В. В. Лужский. Ох, требовал, а сейчас расплачиваюсь за это…
К. С. Я упорствовал, отказывался играть роль. Как всегда в таких случаях, мы обратились за окончательным решением к Владимиру Ивановичу. «Обязательно оставьте ему этот жест, — сказал Владимир Иванович, — а то он потеряет всякий вкус к роли». Это очень верно подмечено Владимиром Ивановичем. Можно очень много требовать от художника, но до тех пор, пока он не потерял вкуса, не стал равнодушен к своему произведению, пусть даже несовершенному на каком-то этапе. Поэтому я охотно иду вам навстречу, Николай Михайлович. Какой момент из картины вы хотели бы сохранить в неприкосновенности?

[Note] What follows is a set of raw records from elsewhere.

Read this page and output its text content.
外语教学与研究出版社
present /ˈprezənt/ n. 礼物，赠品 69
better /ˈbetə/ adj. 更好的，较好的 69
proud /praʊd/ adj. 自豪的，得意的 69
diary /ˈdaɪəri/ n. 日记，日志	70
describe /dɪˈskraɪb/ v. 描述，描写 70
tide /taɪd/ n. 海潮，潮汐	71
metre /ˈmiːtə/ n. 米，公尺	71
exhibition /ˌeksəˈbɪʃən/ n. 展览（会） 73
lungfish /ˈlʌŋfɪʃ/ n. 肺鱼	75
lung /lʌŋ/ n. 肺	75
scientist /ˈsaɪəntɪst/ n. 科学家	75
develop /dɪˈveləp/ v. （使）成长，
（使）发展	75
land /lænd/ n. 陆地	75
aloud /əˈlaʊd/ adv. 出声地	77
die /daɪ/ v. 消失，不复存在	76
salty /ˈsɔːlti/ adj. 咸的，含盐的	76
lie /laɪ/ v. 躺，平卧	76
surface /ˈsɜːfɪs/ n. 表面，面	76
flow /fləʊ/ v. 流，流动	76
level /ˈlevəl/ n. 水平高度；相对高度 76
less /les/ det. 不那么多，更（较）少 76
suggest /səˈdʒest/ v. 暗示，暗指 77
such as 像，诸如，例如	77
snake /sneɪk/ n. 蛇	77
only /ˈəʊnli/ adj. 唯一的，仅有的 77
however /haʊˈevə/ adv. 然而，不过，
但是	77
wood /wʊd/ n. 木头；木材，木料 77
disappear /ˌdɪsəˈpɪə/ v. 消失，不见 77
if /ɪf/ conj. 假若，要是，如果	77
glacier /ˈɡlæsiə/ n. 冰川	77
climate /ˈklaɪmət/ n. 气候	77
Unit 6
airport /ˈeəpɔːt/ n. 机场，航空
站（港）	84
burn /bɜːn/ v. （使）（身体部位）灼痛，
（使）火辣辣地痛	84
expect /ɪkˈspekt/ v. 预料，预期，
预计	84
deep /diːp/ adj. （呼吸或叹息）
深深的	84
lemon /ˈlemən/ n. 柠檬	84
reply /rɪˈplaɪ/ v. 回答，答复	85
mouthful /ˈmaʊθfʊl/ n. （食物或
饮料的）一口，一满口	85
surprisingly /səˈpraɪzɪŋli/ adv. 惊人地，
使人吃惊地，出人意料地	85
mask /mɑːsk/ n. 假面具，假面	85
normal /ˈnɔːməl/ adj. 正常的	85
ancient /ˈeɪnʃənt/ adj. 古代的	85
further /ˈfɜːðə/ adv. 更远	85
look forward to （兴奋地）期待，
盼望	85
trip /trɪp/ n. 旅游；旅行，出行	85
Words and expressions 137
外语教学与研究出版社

«Битва жизни». II действие, II картина
Быстро пронеслись в моем воображении отдельные «куски» картины. Просить сохранить начало было бессмысленно, да, пожалуй, и бестактно: Константин Сергеевич ясно высказал свое отношение к мизансцене нотариусов.

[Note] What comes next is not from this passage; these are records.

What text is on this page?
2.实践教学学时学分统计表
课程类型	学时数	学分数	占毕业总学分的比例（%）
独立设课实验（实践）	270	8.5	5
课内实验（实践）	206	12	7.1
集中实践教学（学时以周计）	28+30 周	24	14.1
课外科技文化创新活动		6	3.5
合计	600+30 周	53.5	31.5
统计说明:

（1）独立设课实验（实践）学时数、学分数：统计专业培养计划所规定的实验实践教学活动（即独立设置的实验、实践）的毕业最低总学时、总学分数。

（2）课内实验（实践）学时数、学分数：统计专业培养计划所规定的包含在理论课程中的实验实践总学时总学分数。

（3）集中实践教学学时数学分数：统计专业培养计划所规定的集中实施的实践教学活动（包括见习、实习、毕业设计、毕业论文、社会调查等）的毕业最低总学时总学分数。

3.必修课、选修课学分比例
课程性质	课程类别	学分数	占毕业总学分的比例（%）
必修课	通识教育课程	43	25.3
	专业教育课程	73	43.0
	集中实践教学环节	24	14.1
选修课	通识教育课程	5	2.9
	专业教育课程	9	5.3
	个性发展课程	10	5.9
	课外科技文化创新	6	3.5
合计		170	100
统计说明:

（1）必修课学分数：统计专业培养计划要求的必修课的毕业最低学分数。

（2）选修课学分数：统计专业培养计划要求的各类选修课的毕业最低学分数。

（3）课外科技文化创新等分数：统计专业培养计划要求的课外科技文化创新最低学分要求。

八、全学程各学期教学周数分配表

— Финал картины, после ухода Мейкля Уордена, — сказал я, мысленно расставаясь со всеми предшествующими финалу сценами.
— Совершенно верно, — ответил мне Станиславский, — я сам думал оставить его без изменений. Очень рад, что наши вкусы совпали.
Это уже было больше, чем я ожидал! «Наши вкусы совпали!» Я почувствовал себя уверенней перед лицом предстоящих испытаний.
Они не замедлили наступить, когда Константин Сергеевич распорядился убрать со сцены конторки и табуреты нотариусов. Пока подбирали простой квадратный стол по размеру выгородки сцены, кресло к нему, скатерть, Константин Сергеевич еще раз обратился ко всем сидящим в зале:
— Мы потратили почти два часа на разговор режиссеров. Некоторые из вас могут подумать, зачем это Станиславский тратит столько времени и слов там, «где можно власть употребить». Я убежден, что время нами потрачено не зря, хотя Василий Васильевич сегодня посматривает на меня все время довольно сурово…
В. В. Лужский. Я молчу, Константин Сергеевич, потому что знаю, что сегодня вы меня выбрали козлом отпущения…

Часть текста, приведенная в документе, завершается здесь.